Hi!
I cannot figure out proper way to implement safe HA upsert. I will be very grateful if someone would help me.
Imagine we have primary server after failover. It is network-partitioned. We are doing INSERT ON CONFLICT DO NOTHING;
thateventually timed out.
az1-grx88oegoy6mrv2i/db1 M > WITH new_doc AS (
INSERT INTO t(
pk,
v,
dt
)
VALUES
(
5,
'text',
now()
)
ON CONFLICT (pk) DO NOTHING
RETURNING pk,
v,
dt)
SELECT new_doc.pk from new_doc;
^CCancel request sent
WARNING: 01000: canceling wait for synchronous replication due to user request
DETAIL: The transaction has already committed locally, but might not have been replicated to the standby.

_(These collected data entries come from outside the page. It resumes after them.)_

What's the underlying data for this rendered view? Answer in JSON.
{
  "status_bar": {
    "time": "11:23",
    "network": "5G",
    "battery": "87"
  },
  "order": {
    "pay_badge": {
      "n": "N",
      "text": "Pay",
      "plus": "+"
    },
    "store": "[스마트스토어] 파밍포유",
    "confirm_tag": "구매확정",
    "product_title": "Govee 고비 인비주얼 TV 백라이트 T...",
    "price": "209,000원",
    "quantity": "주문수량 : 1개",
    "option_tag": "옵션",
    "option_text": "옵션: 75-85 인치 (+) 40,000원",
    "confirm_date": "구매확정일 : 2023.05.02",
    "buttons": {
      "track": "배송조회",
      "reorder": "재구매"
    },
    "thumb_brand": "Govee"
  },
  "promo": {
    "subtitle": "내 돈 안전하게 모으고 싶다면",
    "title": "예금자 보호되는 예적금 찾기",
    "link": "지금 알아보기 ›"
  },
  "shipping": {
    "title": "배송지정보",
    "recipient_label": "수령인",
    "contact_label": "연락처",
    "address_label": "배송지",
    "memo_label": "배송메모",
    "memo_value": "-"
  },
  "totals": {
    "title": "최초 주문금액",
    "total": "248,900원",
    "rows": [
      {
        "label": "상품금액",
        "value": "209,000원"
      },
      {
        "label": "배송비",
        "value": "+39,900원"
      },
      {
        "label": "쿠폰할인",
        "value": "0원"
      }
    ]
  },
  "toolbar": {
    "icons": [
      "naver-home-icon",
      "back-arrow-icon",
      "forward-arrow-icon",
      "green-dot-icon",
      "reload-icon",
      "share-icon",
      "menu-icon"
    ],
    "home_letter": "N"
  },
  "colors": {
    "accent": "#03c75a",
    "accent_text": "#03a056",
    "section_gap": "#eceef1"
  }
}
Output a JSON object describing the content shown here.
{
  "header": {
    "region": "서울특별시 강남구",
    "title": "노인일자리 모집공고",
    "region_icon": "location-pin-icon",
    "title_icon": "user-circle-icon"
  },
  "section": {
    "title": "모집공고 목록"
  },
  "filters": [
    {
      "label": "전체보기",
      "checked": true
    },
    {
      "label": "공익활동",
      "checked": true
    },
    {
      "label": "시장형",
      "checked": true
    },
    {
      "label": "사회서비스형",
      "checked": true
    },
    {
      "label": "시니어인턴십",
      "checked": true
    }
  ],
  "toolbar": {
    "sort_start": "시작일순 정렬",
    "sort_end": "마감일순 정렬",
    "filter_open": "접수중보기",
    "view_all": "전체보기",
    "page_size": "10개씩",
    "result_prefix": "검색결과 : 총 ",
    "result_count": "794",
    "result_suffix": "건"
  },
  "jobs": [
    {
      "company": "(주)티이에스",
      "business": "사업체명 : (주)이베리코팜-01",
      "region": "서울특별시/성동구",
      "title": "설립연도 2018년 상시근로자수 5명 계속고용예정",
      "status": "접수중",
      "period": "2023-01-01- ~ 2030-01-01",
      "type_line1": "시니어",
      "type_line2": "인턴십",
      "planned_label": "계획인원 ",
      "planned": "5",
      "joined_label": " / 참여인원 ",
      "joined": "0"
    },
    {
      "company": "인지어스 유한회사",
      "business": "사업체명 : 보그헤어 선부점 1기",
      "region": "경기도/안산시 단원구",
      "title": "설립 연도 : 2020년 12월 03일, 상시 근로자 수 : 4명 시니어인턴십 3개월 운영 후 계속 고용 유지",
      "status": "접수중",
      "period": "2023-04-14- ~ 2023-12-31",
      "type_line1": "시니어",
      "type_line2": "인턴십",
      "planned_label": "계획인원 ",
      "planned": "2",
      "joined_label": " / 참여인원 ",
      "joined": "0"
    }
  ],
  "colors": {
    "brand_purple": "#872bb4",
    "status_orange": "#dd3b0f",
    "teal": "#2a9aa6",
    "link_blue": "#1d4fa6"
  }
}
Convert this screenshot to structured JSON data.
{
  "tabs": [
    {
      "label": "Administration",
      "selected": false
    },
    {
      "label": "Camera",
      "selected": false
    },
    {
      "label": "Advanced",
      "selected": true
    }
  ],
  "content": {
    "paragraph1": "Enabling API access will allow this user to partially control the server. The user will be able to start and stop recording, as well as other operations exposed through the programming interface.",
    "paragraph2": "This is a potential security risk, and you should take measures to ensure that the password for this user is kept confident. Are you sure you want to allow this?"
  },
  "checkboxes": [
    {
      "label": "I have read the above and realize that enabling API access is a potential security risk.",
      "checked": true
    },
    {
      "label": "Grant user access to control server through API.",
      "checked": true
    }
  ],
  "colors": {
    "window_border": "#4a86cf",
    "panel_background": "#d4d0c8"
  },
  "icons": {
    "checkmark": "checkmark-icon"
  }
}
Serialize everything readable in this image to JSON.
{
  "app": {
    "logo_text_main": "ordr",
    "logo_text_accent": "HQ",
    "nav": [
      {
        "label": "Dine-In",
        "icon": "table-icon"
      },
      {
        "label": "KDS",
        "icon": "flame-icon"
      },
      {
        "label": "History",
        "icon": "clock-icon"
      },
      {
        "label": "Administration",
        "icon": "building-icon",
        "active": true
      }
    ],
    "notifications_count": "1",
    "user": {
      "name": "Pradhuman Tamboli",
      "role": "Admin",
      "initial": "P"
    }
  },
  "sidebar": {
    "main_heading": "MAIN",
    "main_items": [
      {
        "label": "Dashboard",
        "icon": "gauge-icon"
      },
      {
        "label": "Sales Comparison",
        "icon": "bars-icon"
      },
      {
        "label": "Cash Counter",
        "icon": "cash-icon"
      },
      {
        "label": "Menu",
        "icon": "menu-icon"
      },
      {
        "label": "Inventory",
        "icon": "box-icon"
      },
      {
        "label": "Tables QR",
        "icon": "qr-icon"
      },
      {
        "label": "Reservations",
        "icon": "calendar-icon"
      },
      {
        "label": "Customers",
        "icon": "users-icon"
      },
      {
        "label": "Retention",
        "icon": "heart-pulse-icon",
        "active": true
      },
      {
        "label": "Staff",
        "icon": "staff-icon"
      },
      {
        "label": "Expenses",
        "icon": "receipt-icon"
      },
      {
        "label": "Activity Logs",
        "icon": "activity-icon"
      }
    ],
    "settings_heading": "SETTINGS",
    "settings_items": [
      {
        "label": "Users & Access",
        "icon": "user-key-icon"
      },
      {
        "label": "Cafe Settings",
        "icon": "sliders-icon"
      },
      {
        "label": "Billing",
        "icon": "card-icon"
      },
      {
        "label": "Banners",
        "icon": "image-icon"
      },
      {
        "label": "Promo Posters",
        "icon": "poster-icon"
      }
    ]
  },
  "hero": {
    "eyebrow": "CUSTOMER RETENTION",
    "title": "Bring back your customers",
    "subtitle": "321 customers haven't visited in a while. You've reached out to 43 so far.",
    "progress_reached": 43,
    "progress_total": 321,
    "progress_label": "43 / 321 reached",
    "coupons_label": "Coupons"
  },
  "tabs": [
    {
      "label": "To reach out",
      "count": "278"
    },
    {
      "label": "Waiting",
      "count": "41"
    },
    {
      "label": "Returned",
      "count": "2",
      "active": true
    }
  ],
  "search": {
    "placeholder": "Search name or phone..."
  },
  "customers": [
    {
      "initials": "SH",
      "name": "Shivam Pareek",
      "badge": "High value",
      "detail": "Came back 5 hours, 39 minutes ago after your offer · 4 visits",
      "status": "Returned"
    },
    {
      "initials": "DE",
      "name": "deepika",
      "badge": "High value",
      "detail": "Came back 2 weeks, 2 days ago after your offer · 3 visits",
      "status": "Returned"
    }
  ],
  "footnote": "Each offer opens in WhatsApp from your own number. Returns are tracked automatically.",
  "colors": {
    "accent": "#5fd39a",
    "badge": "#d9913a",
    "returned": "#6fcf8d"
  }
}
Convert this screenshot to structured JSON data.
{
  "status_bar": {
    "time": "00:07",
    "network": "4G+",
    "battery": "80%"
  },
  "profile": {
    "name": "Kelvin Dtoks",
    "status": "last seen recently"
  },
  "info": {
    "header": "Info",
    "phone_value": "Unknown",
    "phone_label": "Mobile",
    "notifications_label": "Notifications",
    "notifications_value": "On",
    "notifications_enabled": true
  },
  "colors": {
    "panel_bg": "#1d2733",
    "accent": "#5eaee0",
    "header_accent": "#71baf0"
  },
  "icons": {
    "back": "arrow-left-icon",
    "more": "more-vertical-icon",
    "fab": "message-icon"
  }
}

LOCATION: SyncRepWaitForLSN, syncrep.c:264
Time: 2173.770 ms (00:02.174)
Here our driver decided that something goes wrong and we retry query.
az1-grx88oegoy6mrv2i/db1 M > WITH new_doc AS (
INSERT INTO t(
pk,
v,
dt
)
VALUES
(
5,
'text',
now()
)
ON CONFLICT (pk) DO NOTHING
RETURNING pk,
v,
dt)
SELECT new_doc.pk from new_doc;
pk
----
(0 rows)
Time: 4.785 ms
Now we have split-brain, because we acknowledged that row to client.
How can I fix this?
There must be some obvious trick, but I cannot see it... Or maybe cancel of sync replication should be disallowed and
terminationshould be treated as system failure?
Best regards, Andrey Borodin.